Dubai never misses an opportunity to be out front. Yet, reality, a realization that even in Dubai global recession means it is no longer business as usual may be kicking in.
Within days of announcing plans for the world's first climate controlled beach, Emirates Sunland Group, a joint venture between privately-owned Emirates Investment Group and Australia's Sunland said the project was on hold until it could be established whether the project was environmentally sustainable. "If an environmentally sustainable approach cannot be found and guaranteed then Sunland Group will not develop the beach in this format," said Soheil Abdeian, the group's founding director, according to Abu Dhabi newspaper The National.
The reversal highlights the pressures on Dubai, a young shoot struggling to grow between two massive trees as Emirati film maker Hamad al Awar in his 2006 animated feature Once Upon A Seed portrays his native land's efforts to carve out its niche in a global economy. Framed before the global economic meltdown during the heyday of Dubai's Richard Bransoniesque development push -- Screw it, just do it, or more elegantly put in the words of Sheikh Rashid al Maktoum, the current ruler's late father, build and they will come -- Al Awar's metaphor probably referred to regional power houses Saudi Arabia and Kuwait.

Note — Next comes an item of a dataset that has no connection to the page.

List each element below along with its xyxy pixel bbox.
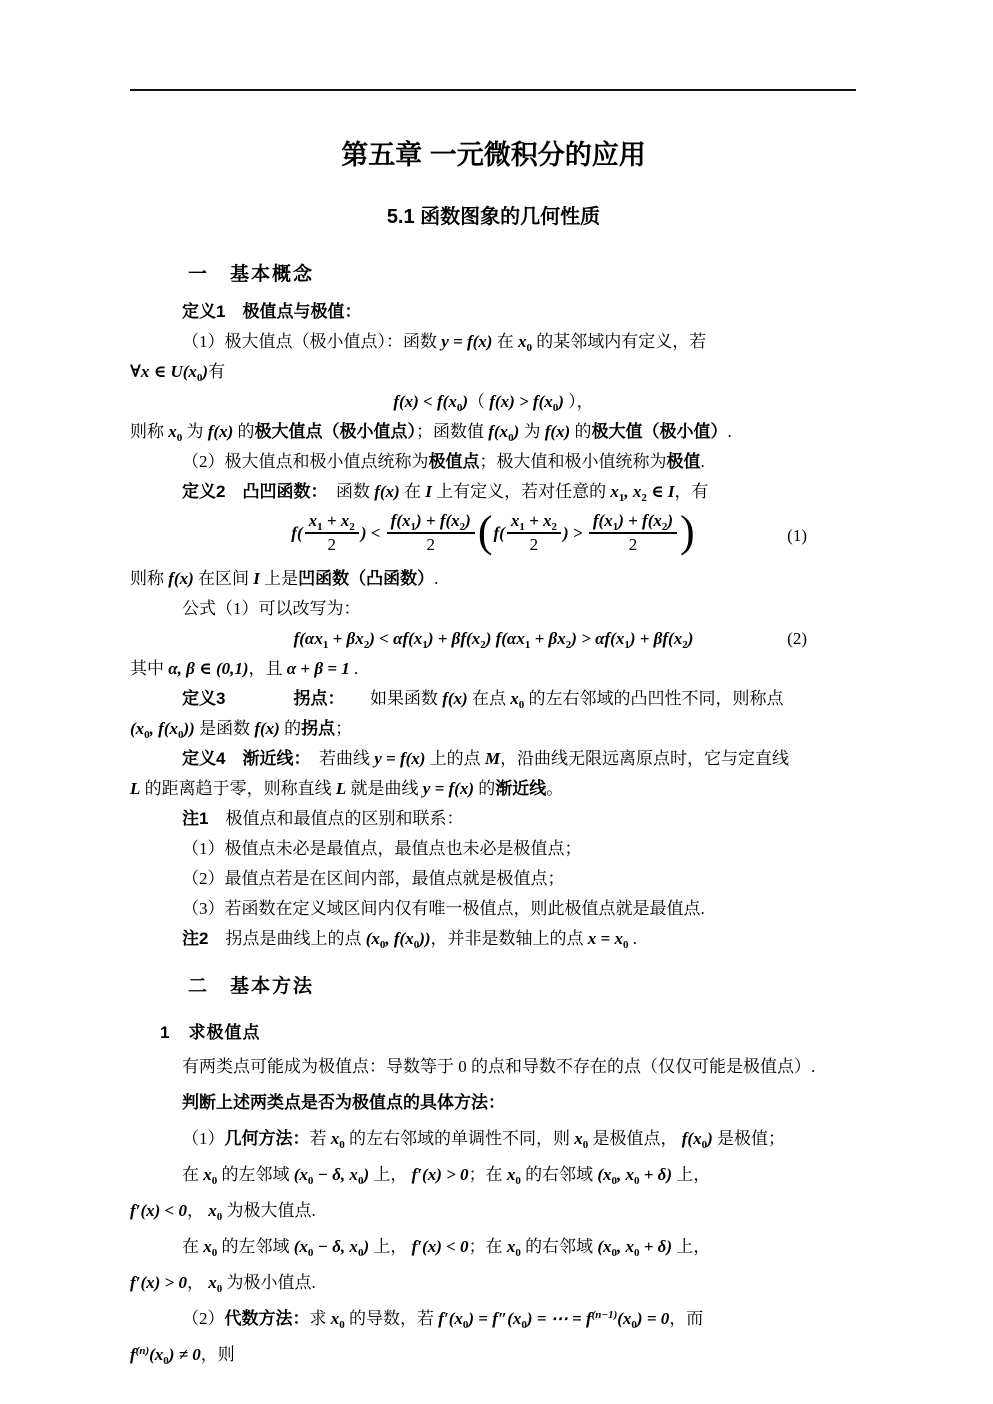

It harked as far back as the late 1980s when Gulf leaders gathered in Abu Dhabi to create the Gulf Cooperation Council (GCC). Emirati leaders and merchant families then worried whether they would survive competition with the region's wizened, experienced traders, the Kuwaitis, and the far less shrewd but cash-rich Saudis who also benefitted from their sheer population figures. Those anxieties are long gone. Today, the emirate competes with the best of the best and in many ways sets the tone.
Just how far it has come was highlighted this week by a report commissioned by the office of London mayor Boris Johnson predicting that Dubai among others could overtake the City as one of the world's foremost financial centers. "Other centers are simply more coordinated, more strategic and more aggressive" than London said Bob Wigley, Merrill Lynch chairman for Europe, Middle East and Africa and the head of Johnson's panel.
Yet, the report came just as Dubai witnessed its first layoffs in the financial sector and credit rating agencies downgraded the region's financial institutions, many of them in Dubai. The downgrades in ratings and/or outlook reflected fear that already hard hit stock and real estate markets in Dubai and elsewhere in the Gulf could deteriorate further. That in turn would affect asset their quality and profitability.
Emiratis and particularly Dubai will certainly take pride in the fact that their Gulf outpost is viewed as a worthy rival to the world's foremost, albeit humbled, financial centers. But that may be less glory to bask in and more a clarion call that much remains to be done for the emirate to be continued to be counted in the world's top league. Being the world's best, most outlandish, biggest, tallest or whatever may no longer be the name of the game. Getting it right has replaced that. If anything, the Johnson panel warning to the elders of London poses the challenge to Dubai to rise to the occasion.